Leon had his own spin on the announcement that the HoR had rejected the amended draft. In answer to a question he said: No. I don’t think that Tobruk has rejected (agreement’ version) ... According to my information there was no quorum. It was simply a communique made by a number of deputies … This is not a decision of Parliament… Leon also noted that if the parties decided to stop the process it might continue with another envoy. This could happen as both sides have had disputes with Leon over his actions.
Leon also downplayed the divisions between the two parties, saying there was a vigorous debate and that this was much better than shooting. As usual, Leon uses positive rhetoric that either spins or ignores the reality: " We will work on agreement that respects the principle of consensus, the principles of inclusion and balance, and this is what the United Nations has been trying to do and will continue to do." He claims that the two parties are not that far apart and that he is not too worried about substance. They appear worlds apart. The GNC demands that its amendments be incorporated in the final draft, while the HoR rejects any amendments to the previous draft.
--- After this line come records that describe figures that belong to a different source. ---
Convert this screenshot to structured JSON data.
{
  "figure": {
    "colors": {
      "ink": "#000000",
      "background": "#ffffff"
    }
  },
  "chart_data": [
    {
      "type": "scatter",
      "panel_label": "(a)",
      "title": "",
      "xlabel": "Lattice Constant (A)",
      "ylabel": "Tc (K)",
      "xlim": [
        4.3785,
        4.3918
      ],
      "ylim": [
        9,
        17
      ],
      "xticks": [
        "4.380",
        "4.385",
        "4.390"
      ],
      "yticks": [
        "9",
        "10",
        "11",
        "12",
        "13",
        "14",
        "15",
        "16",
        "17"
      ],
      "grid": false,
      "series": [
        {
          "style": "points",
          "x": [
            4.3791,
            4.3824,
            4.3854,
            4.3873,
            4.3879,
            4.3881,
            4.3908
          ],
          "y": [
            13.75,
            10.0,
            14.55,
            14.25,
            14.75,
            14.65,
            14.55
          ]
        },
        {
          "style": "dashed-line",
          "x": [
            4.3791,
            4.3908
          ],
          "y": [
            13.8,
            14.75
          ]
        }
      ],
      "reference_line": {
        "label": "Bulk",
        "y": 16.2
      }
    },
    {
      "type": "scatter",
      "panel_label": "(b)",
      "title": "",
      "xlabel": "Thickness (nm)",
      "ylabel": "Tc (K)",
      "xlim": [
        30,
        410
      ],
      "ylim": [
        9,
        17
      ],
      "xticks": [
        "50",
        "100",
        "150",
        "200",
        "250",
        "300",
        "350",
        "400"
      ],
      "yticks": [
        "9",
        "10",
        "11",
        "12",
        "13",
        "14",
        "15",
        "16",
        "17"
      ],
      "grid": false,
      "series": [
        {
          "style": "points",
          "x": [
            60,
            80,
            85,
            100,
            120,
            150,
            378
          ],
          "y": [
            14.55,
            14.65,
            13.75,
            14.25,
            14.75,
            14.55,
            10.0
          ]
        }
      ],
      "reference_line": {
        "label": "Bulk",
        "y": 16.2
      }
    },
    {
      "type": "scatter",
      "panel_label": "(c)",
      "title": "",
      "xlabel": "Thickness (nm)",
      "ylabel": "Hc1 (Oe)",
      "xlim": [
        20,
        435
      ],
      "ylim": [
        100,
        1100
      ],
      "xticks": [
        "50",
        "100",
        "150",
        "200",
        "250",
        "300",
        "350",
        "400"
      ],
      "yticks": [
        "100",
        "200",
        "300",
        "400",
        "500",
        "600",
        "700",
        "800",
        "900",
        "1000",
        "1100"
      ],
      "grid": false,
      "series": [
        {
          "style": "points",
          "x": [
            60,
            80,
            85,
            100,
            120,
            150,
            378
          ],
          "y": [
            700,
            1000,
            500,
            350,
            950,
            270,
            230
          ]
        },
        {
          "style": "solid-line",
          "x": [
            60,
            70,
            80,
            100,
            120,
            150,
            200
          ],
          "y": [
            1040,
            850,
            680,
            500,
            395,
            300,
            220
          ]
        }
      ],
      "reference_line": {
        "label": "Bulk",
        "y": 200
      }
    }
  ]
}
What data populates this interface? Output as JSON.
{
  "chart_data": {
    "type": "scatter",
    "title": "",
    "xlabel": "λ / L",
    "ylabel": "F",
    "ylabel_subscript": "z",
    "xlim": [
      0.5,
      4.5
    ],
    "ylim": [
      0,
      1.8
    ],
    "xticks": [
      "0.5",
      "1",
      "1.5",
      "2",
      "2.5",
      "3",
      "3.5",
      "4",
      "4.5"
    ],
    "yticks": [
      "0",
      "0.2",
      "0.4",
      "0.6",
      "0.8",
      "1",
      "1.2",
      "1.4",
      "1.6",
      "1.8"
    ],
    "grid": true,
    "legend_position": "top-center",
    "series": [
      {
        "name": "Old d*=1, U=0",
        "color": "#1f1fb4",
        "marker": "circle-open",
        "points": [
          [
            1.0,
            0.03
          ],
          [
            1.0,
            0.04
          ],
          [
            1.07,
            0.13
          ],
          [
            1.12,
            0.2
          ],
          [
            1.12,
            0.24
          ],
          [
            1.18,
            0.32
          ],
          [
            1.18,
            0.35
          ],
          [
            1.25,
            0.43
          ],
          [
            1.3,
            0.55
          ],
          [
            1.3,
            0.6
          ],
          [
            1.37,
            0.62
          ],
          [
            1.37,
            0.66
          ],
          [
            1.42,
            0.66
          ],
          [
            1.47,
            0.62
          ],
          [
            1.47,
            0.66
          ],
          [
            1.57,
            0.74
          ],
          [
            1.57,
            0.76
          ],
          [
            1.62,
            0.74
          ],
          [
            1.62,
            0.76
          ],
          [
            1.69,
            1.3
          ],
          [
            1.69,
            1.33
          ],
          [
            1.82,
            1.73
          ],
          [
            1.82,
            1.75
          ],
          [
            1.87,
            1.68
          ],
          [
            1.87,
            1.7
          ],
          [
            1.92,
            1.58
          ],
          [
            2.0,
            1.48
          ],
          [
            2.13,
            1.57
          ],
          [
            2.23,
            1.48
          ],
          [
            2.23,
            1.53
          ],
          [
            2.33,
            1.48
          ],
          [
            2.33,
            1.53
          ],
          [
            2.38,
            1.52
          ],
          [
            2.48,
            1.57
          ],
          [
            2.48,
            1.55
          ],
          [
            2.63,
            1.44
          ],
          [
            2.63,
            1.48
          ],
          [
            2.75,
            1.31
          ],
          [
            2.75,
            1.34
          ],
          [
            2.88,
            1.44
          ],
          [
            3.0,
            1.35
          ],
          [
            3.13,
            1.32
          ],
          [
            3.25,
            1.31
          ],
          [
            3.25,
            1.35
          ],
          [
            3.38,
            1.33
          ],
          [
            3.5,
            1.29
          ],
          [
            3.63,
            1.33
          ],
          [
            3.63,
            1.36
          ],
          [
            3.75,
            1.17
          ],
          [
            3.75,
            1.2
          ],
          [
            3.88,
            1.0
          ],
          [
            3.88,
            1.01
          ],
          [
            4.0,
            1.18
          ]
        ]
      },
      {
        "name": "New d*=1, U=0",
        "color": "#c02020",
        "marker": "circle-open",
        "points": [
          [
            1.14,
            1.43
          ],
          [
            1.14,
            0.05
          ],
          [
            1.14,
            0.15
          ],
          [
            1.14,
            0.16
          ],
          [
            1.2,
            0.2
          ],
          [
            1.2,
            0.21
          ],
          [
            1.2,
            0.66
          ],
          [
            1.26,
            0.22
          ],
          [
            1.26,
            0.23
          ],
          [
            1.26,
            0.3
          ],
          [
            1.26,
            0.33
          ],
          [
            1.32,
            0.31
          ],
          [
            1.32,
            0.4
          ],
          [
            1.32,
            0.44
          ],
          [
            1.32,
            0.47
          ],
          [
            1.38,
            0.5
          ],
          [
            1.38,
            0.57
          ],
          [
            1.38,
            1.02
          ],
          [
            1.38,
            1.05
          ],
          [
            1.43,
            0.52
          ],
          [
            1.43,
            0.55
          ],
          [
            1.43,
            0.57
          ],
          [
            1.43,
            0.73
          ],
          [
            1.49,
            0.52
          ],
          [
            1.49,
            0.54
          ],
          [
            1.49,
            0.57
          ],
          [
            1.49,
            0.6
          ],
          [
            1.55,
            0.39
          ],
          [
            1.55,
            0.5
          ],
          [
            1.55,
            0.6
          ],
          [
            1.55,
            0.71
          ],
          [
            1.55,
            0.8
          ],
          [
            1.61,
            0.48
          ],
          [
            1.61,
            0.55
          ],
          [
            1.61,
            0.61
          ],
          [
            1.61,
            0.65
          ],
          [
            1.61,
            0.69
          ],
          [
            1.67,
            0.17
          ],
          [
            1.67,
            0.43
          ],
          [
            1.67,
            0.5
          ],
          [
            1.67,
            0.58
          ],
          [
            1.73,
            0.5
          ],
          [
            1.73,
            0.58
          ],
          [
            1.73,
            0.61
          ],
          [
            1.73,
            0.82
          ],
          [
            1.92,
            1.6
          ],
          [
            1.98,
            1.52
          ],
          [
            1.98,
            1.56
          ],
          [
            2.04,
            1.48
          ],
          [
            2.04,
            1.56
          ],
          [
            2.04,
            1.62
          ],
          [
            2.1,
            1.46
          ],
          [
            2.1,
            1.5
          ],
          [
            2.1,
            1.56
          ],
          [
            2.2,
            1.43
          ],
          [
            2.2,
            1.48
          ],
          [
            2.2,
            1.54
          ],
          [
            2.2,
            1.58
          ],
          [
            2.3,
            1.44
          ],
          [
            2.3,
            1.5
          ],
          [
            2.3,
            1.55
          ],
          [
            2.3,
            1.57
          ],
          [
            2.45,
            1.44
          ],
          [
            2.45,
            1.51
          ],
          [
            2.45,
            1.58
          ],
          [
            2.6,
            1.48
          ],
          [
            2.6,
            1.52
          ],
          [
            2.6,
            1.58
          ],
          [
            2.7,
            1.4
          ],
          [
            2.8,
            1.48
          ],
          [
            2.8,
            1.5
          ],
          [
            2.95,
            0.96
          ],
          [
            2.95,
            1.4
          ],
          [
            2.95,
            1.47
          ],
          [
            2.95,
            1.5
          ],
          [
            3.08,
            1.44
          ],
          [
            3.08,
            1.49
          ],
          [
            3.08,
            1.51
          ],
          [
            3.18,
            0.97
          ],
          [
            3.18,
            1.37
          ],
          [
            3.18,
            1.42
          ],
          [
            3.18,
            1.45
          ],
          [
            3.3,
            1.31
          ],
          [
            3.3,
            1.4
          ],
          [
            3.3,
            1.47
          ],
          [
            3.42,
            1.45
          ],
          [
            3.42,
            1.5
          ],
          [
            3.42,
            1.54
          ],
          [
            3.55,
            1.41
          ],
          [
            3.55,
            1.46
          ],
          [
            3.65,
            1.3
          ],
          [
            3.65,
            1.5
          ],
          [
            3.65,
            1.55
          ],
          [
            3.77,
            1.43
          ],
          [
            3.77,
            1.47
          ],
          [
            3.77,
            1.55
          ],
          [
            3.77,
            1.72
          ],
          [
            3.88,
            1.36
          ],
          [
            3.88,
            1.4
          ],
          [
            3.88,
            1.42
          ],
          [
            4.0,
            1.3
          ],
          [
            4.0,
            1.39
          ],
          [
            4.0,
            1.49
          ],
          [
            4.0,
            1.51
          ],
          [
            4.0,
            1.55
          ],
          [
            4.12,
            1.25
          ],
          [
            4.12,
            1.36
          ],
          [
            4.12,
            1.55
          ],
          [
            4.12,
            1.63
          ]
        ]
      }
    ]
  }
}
Leon has not respected consensus. Earlier he made amendments to a draft that took away virtually all powers given to the GNC in a previous draft. He did this without consulting or gaining the approval of the GNC. He has along with his foreign supporters threatened members of the GNC who would not sign on to the previous agreement. He has moved to have those opposing the agreement sanctioned by the UN, a move that failed. Leon's statement appended is ludicrous. The EU has named several persons from each side as subject to sanctions including General Khalifa Haftar for not supporting the process and agreement. It is not clear if the sanctions were ever actually implemented. The press cannot apparently bother to follow up on this matter.
Leon also has been manipulative. As part of his parallel military dialogue designed to get the military of the two rival governments to agree to the political settlement and a ceasefire, Leon met with Tripoli-associated forces in Misrata without ever getting permission from the central command. He tried this a second time and the president of the GNC warned Leon about these actions designed to split the Tripoli government forces.
Leon reports nothing about the parallel military dialogue. It is not clear who he is talking to on the HoR side. General Haftar rejects the agreement even without amendments, although his own government accepted it. He has said the GNC militia forces, Libya Dawn, are terrorists and that he will neither talk to them or agree to a ceasefire. He recently stopped his own prime minister from flying to a conference. Leon himself has said several times that a political agreement is not enforceable without a parallel political agreement. The US has just issued a new warning for all its citizens to leave Libya immediately. We may see soon how this all fits together, assuming it does.